I've just started instructing our 16yr old the art of gift giving and treating people you love and whom demonstrate love you back with little acts of service or small gifts.
My MIL dropped him off for a holiday in the Spring so I mentioned thinking about getting her a thank you gift on holiday which he did, she was really touched.

I think if there's a decrepensy then it would be fine to host a family meal for their birthdays or a trinket but not both.

I would be ashamed to still be receiving gifts and not reciprocate at their age.

Floralnomad · 20/08/2024 21:45

Just give them less and do a dinner at home

FawnFrenchieMum · 20/08/2024 21:46

We buy gifts for each other, I buy my parents, they buy for us, same as adult children buy for us and vice versa.

It’s often a token gift, not large value like when they were teens but still lovely thoughtful gifts.

If we go out for dinners we spilt the bill.

Notthisone · 20/08/2024 21:47

This is so dependent on circumstances I'm (almost) 40 and my parents still get me a present. Usually a £20 voucher or something of similar value. I never expect it but my DM wouldn't ever want to not get me something. One retired one on low income. I have always brought them a present.
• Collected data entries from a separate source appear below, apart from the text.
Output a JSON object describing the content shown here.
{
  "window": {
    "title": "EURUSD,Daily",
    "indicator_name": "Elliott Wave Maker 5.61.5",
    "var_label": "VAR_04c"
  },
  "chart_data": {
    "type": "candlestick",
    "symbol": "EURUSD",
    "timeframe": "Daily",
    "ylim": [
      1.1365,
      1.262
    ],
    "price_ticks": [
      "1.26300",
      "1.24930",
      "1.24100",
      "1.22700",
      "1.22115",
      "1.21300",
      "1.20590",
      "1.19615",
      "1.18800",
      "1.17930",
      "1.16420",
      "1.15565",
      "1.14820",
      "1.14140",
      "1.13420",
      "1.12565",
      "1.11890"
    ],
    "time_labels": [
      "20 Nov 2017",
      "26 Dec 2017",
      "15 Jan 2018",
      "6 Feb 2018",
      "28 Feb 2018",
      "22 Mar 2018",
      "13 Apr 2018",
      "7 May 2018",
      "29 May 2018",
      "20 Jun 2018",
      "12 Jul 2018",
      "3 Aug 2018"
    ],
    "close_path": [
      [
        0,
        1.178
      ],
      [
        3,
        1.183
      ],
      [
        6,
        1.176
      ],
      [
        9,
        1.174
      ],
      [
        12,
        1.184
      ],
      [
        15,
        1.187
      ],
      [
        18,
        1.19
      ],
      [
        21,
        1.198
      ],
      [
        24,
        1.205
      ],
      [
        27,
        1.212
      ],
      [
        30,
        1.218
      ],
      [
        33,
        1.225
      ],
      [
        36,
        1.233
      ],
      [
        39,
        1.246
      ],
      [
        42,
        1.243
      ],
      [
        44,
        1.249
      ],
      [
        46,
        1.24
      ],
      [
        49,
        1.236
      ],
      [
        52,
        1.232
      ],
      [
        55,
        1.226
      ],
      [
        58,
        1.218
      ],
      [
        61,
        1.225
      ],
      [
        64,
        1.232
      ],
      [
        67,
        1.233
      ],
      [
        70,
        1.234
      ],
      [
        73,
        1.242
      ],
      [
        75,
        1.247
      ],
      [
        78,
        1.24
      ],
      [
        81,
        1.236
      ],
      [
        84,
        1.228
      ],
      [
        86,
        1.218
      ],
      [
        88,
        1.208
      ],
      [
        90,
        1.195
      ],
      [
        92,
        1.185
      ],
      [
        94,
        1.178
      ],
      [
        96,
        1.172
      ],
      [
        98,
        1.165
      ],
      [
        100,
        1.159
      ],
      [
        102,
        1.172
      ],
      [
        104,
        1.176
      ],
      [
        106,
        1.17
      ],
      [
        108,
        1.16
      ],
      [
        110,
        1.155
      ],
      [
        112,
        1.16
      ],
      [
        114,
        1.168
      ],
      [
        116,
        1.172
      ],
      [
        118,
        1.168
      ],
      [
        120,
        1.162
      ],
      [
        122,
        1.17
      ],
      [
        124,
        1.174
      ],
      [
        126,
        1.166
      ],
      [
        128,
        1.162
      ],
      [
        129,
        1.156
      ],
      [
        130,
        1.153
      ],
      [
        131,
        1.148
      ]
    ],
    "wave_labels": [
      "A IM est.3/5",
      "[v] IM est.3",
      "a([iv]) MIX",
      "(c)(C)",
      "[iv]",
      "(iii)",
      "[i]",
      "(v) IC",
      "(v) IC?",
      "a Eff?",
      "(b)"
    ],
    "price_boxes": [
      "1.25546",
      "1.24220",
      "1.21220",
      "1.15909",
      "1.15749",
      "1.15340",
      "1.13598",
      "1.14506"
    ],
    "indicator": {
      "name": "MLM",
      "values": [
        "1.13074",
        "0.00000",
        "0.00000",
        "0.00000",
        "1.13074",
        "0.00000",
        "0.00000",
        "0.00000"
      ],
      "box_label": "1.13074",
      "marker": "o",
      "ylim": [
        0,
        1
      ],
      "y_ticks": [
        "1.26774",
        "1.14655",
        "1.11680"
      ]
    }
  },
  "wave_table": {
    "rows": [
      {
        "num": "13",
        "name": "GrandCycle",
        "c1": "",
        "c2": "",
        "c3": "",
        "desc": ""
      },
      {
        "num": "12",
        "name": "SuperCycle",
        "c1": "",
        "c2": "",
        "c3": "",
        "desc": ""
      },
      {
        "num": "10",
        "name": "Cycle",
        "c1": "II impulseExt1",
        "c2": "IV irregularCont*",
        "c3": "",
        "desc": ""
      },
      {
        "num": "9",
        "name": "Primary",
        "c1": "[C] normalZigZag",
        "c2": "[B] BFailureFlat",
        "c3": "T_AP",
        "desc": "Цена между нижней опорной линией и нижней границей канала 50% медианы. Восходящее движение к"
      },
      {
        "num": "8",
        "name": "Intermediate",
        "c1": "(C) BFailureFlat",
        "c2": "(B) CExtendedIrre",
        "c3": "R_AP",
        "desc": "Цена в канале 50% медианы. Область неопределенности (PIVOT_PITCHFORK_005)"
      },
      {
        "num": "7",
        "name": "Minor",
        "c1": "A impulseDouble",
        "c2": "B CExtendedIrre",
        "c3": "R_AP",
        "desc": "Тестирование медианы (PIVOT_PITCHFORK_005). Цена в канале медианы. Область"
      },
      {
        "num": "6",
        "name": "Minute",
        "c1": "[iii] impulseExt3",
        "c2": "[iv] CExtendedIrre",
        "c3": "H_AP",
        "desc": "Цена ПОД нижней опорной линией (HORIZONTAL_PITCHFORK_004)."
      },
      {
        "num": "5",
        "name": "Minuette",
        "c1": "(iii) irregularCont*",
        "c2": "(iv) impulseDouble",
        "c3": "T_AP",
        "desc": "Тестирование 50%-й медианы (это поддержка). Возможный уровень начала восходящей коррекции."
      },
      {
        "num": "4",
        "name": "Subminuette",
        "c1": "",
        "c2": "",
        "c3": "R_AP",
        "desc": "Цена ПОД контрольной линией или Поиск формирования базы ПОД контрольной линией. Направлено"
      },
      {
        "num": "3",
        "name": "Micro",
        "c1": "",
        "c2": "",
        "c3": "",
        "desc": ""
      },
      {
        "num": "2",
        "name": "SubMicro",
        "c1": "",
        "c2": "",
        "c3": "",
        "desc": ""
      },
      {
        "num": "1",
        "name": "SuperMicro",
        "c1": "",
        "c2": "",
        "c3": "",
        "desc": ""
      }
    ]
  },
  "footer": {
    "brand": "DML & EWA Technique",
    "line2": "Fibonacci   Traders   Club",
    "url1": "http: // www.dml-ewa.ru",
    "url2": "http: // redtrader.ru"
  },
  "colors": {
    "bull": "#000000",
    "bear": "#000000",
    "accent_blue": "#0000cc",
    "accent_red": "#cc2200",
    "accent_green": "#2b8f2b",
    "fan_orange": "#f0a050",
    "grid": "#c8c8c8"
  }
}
What we get them depends somewhat on our finances and the number of their Bday. I'd say average of about £100 however for their recent big birthday ending in a 0 we paid for all of us to go abroad. When I was a student newly into work I'd spend about 10-20 pounds

FawnFrenchieMum · 20/08/2024 21:48

But then I’ve always encouraged the children to buy gifts relative to what they have. Pre-teens £5 per week pocket money might buy a night bar of chocolate or some wax melts type thing. Older teen, earning £50-£100 a week, might buy some slippers or pjs etc.

peppermintteacup · 20/08/2024 21:48

30 sounds like a good age to stop at. As it's a big one get one last gift at 30 and leave it at that.

A birthday card every year is enough!

TheFormidableMrsC · 20/08/2024 21:49

I'm 54 and I still get a birthday present from my Dad. I also always buy him presents at Christmas and birthdays. I can't imagine stopping buying gifts for my children and frankly, I wouldn't want to.

ThinWomansBrain · 20/08/2024 21:52

Always exchanged gifts when I was on speaking terms with my parents.
Exchanged, rather than one way giving being the operative word.
& DM B'day was really close to Mothers day, so usually both as far as I recall.

Two meals out per child + gifts seems excessive - drop it to just token gifts?
& as for the SC that has never given gifts - that's up to her parents, not you.

PrimalOwl10 · 20/08/2024 21:54

You buy your own dc gifts and your dh gets his own dc gifts job sorted. Why should your own dc miss out.

Tiredalwaystired · 20/08/2024 21:54

i stopped getting birthday presents when my mum died and my dad didn’t remember because it had always been my mums job.